A prominent Los Angeles eviction attorney is facing new disciplinary charges after a court filing in a 2023 eviction case cited fake case law.
Key points:
- California State Bar filed new charges tied to an eviction filing that allegedly included non-existent legal authority.
- The lawyer had built a reputation representing landlords in eviction cases for decades.
- The new allegations say he failed to act diligently and engaged in dishonesty and corruption.
- The filing previously led to $999 in court sanctions against his firm.
- Legal experts cited in the story said the brief appeared to have been generated with artificial intelligence and not properly verified.
- If the charges are proven, the attorney could face discipline up to suspension or disbarment.
Why this matters for landlords:
- Evictions are already high-risk, technical cases where mistakes can delay possession and increase costs.

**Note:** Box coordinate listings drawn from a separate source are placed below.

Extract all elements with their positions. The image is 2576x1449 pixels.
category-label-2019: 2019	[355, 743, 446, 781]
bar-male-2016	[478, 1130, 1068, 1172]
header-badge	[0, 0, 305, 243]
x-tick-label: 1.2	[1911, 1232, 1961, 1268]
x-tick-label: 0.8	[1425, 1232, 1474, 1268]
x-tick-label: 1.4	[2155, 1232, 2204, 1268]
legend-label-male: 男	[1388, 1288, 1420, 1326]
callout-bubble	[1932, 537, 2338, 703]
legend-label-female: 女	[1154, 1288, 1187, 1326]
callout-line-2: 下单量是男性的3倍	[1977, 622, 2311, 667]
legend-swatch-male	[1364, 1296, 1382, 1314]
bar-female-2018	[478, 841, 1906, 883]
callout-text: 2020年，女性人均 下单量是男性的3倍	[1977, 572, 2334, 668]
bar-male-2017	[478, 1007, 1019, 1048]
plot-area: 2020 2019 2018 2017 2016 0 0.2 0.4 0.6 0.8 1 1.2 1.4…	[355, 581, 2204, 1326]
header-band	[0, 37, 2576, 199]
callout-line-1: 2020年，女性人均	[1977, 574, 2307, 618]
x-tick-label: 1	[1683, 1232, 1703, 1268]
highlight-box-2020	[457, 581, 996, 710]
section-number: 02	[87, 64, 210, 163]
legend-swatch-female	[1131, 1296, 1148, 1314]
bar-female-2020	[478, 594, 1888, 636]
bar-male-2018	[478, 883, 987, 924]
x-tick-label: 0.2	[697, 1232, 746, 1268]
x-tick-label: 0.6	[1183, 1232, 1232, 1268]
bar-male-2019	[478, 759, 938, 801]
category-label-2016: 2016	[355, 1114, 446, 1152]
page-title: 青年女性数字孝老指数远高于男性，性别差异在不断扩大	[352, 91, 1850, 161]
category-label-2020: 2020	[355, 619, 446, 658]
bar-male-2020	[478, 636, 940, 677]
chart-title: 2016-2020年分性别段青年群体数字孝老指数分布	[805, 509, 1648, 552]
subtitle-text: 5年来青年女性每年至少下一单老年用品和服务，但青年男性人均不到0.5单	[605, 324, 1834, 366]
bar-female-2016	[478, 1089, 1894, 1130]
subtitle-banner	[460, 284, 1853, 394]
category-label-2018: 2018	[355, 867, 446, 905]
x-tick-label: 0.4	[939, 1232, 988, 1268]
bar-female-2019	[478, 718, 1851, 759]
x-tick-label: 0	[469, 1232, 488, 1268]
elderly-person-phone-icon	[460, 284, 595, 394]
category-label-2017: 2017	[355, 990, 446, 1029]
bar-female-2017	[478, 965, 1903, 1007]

- Using the wrong attorney or relying on sloppy legal work can backfire fast.
- Landlords need competent counsel, accurate filings, and clean documentation when enforcing lease rights.
- Shortcuts in court can create more exposure, not less.
Arizona investor takeaway:
- In Arizona, landlord rights still depend on following the process correctly.
- Notices, service, documentation, and court filings all need to be done the right way.
- This is another reminder that protecting property rights requires real legal work, not AI-generated guesswork.
- Professional property management and strong legal partners help reduce avoidable risk when disputes escalate.